Authors: Monica Dickens
It was no doubt a charitable idea, besides being a good advertisement for soap, but Christine sometimes found it quite embarrassing to listen to the tales of woe told by these âwonderful people'. Anyone who came to the microphone was automatically a wonderful person. Everyone was buddies and bursting with the milk of human kindness, but the plight of the wonderful people, telling their stories of crippling and ruin and sudden death for the sport of listeners, was reminiscent of the freak at a circus, exploiting his misfortunes for cash. Once a woman who had lost a husband in the last war and two sons in Korea broke down and had to be led away, and a man whose wife had died having their fifth baby sobbed right into the microphone and got the biggest applause of all.

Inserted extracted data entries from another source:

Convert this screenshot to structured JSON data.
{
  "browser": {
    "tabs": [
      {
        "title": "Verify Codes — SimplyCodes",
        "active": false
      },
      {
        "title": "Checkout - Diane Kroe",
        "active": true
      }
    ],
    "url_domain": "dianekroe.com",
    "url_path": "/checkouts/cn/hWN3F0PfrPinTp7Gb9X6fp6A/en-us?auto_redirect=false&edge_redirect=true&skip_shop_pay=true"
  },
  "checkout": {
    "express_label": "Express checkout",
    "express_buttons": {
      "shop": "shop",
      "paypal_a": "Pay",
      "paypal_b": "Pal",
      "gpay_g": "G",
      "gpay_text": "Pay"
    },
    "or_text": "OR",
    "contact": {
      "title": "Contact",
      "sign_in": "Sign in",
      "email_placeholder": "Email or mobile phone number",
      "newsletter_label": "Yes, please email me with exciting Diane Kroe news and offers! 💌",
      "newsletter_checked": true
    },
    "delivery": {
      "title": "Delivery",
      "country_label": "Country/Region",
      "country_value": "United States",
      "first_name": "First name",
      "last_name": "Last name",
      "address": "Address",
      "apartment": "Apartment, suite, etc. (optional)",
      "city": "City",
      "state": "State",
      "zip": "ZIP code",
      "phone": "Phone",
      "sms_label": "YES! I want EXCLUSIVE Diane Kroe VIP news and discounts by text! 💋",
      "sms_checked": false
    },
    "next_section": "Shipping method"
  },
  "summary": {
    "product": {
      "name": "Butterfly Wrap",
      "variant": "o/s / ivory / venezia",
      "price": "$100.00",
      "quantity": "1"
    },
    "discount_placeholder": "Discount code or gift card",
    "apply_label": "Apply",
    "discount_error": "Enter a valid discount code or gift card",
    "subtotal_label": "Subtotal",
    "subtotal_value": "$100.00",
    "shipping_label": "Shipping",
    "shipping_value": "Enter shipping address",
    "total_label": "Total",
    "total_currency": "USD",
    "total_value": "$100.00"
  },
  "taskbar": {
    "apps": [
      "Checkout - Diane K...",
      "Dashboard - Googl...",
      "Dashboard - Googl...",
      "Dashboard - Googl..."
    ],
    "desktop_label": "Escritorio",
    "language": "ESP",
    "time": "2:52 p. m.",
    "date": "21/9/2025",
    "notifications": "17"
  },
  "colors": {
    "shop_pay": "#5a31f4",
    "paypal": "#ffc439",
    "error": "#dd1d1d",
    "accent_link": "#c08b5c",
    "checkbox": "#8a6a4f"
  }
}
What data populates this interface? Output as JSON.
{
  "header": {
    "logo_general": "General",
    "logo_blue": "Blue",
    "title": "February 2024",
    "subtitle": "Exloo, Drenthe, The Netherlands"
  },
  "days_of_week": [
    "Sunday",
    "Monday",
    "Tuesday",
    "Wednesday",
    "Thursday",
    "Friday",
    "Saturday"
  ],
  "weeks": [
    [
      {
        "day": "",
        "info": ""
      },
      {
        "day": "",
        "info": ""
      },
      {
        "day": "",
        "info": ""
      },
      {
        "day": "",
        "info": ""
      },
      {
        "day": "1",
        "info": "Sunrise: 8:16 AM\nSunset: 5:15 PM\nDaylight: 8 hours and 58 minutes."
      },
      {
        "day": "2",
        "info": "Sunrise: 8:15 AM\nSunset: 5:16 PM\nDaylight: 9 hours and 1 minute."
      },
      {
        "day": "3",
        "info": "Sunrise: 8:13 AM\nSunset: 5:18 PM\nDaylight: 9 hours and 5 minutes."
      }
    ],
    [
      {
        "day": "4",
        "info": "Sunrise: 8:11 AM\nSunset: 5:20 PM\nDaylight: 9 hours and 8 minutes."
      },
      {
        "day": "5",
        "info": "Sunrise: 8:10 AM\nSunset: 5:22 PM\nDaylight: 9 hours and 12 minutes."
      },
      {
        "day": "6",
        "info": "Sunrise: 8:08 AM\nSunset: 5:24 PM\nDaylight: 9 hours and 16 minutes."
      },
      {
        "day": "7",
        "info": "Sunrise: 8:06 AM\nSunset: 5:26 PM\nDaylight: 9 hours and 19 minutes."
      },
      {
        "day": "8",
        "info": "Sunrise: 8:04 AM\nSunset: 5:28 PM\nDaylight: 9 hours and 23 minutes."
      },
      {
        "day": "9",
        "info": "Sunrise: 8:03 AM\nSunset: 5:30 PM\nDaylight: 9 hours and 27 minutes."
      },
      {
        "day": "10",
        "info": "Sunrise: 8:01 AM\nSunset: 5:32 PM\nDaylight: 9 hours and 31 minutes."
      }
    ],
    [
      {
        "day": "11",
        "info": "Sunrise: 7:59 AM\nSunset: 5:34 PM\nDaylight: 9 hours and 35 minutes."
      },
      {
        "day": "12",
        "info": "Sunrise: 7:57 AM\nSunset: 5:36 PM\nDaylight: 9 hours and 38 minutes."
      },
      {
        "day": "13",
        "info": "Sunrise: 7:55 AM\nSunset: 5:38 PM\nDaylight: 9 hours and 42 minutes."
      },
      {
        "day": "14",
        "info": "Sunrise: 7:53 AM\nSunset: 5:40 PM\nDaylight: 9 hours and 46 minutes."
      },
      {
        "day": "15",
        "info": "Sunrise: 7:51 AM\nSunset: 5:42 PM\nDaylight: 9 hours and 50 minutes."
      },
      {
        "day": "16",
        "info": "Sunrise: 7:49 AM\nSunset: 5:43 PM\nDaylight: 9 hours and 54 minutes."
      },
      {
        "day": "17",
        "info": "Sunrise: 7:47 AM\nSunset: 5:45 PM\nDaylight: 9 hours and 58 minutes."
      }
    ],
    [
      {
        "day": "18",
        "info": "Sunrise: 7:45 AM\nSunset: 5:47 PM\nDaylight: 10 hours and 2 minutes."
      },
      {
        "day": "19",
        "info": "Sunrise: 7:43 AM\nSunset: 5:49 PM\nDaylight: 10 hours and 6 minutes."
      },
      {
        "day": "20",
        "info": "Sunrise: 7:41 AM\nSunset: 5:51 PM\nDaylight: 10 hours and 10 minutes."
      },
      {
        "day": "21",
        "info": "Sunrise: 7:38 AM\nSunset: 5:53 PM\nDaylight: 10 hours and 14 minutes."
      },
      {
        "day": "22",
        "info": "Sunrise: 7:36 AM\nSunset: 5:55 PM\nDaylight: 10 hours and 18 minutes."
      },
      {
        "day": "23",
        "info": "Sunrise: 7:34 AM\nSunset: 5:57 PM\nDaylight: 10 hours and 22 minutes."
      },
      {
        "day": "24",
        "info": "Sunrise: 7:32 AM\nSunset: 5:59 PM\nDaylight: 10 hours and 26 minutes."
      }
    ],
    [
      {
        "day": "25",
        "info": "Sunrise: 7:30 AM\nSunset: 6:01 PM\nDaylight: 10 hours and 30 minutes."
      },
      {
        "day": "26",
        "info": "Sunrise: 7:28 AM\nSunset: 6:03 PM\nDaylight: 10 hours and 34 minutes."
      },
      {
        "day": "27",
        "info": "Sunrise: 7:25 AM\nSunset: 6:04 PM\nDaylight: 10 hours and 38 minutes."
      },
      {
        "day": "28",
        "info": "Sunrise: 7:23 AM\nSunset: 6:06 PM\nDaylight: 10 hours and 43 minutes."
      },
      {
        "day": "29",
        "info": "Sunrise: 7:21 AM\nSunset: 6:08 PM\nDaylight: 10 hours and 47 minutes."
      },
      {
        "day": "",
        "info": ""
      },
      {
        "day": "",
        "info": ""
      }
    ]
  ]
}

It was all very embarrassing. Worse still when the unfortunates could not answer the question and had to trail back to Kokomo, Indiana, or Gallipolis, Ohio, with the fare wasted and the glittering prize unwon. If you could be very pathetic, however, a listener might call up the studio and offer to give you a piano or a half share in a garage or your fare to the sanatorium where your wife languished. That was very, very wonderful, and all the announcers got madly excited and handed out bars of soap all round. Christine often thought that if the benefactors had money to spare for plausible unknowns it might have been better to help their family or friends nearer home.
Better perhaps, but not so spectacular, for if charity began at home the listening millions would not hear about it, and be softened up for soap buying.
Whatever Christine felt about the programme, she always had to listen to it while she pushed her vacuum cleaner or watered her plants, much as one is impelled to stop and watch a street accident. When it was over she switched off the radio, made sure that she had her keys in her bag, for she had locked herself out more than once and had to take a taxi to Vinson's office, and went out to do her shopping.
It was a quarter of an hour's walk to the shops. Down a hill, under a railway bridge where there was often a puddle of
muddy water which cars splashed on to your stockings as they sped unheeding by, and up a winding hill on the other side, past house after little suburban house with awnings on the windows and cutely planted evergreens and sometimes a light by the gate made like a miniature street lamp.
One of the houses had a lamp held aloft by a plaster statue of a dwarf dressed as a jockey. He was fastened to the gatepost by a stout chain and padlock, although Christine did not think he was in any danger of being stolen.
Some of the houses had the owners' names painted on little white boards and stuck into the front lawn like Keep-off-the-Grass notices. It was always the people with the oddest names who had them planted there in bravado, as if to show that they were not ashamed of them.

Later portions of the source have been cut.